Letby, 34, is due to go on trial on Wednesday accused of attempting to murder the child, known as Baby K, in February 2016.

The jury in Letby’s original trial at Manchester crown court was unable to reach a verdict on that charge last year.

Judge James Goss KC told jurors on Tuesday that Letby was convicted almost a year ago of having murdered “a number of babies” and of attempting to murder a number of other infants.

He said: “Your task is to try to determine on all the evidence placed before you and on nothing else whether she attempted to murder another baby known as [Baby K] during the period when she murdered or attempted to murder other babies.”

Letby sat beside three security officers in the glass-enclosed dock at Manchester crown court as the judge addressed jurors.

The court clerk told the jury that Letby had pleaded not guilty to attempting to murder Baby K on 17 February 2016.

Goss said the trial would get under way properly on Thursday when the prosecution opens its case against Letby.

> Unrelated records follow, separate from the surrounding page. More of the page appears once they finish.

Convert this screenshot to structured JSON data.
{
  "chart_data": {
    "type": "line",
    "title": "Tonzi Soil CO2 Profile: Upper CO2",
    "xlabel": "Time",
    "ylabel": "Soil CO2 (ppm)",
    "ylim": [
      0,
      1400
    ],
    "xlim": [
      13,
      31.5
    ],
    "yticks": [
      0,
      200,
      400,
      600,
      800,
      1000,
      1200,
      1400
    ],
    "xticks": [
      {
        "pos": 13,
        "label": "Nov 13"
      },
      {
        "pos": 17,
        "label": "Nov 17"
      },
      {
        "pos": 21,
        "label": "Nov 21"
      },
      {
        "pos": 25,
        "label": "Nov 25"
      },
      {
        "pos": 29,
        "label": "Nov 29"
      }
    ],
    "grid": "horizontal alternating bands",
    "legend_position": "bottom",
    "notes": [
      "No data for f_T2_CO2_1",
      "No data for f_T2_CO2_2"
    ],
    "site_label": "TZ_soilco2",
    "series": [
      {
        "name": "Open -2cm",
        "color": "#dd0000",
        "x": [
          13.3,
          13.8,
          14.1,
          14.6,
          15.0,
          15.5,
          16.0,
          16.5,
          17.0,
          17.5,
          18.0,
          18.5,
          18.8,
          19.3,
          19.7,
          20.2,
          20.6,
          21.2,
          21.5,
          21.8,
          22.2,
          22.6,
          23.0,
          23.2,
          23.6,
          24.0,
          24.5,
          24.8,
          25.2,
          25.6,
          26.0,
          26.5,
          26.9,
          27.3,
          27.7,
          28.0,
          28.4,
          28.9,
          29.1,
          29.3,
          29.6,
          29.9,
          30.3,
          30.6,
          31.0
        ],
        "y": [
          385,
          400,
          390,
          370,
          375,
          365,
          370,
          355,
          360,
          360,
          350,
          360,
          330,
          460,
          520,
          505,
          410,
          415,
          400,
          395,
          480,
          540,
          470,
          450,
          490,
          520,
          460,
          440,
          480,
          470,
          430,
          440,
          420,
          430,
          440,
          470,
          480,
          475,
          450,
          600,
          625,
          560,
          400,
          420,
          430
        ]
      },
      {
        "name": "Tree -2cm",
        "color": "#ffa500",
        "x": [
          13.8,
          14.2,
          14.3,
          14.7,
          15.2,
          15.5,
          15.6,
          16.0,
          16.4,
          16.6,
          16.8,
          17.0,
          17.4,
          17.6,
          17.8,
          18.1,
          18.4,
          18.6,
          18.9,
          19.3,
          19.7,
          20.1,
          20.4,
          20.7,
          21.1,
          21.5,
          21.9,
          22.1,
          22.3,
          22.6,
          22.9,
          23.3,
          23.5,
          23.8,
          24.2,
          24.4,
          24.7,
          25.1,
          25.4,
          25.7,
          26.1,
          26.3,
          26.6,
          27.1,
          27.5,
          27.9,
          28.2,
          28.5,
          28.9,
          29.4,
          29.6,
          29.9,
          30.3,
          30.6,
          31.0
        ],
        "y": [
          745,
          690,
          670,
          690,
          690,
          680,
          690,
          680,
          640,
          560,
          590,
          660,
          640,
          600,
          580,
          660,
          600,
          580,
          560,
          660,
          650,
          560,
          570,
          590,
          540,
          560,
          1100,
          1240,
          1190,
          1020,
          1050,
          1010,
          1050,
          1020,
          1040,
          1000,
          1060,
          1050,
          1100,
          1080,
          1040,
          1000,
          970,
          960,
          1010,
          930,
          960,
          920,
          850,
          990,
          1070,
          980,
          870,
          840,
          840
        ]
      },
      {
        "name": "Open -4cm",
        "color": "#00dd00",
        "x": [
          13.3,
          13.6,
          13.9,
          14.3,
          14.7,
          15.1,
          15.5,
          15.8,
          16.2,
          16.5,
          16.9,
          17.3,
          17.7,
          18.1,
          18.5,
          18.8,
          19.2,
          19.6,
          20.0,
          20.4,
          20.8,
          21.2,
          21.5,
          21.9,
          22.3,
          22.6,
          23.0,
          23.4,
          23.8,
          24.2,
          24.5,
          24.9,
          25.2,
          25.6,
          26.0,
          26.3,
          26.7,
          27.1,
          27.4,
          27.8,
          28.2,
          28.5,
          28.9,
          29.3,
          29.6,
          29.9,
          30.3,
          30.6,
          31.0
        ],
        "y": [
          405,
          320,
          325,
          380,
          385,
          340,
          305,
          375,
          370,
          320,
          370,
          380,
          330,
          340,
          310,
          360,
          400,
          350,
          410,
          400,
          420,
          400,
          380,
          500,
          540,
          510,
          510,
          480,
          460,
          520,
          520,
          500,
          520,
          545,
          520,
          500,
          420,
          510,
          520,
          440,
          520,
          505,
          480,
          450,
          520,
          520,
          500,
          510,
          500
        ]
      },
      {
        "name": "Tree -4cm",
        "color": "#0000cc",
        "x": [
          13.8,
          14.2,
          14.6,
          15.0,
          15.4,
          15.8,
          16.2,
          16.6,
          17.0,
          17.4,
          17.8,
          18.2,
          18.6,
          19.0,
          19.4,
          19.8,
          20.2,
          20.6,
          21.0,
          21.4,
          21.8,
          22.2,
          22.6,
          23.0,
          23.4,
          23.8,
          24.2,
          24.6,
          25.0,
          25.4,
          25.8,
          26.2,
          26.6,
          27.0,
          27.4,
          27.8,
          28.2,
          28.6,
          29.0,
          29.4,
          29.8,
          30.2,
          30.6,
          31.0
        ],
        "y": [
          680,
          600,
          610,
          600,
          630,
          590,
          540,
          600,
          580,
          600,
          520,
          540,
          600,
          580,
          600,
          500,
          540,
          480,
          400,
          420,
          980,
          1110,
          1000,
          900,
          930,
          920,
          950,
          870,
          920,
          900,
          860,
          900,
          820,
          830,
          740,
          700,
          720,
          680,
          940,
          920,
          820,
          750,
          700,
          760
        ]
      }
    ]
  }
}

The judge told jurors it was “highly likely” they would know something about the case but said they must judge it only on the evidence before them “and not what you may have heard in any media reports”.

Goss said the 12 jurors were the “sole judges of the facts”. He added: “Anyone accused of a crime is innocent until proven guilty. It is for the prosecution to prove guilt by making you sure of a person’s guilt.

“You know that the defendant his already been tried by another jury. You are to try the defendant in this case on a charge of attempted murder upon which that jury could not agree and were discharged from reaching a verdict.

“I repeat it will be for you to decide on the evidence placed before you whether the defendant is guilty or not.”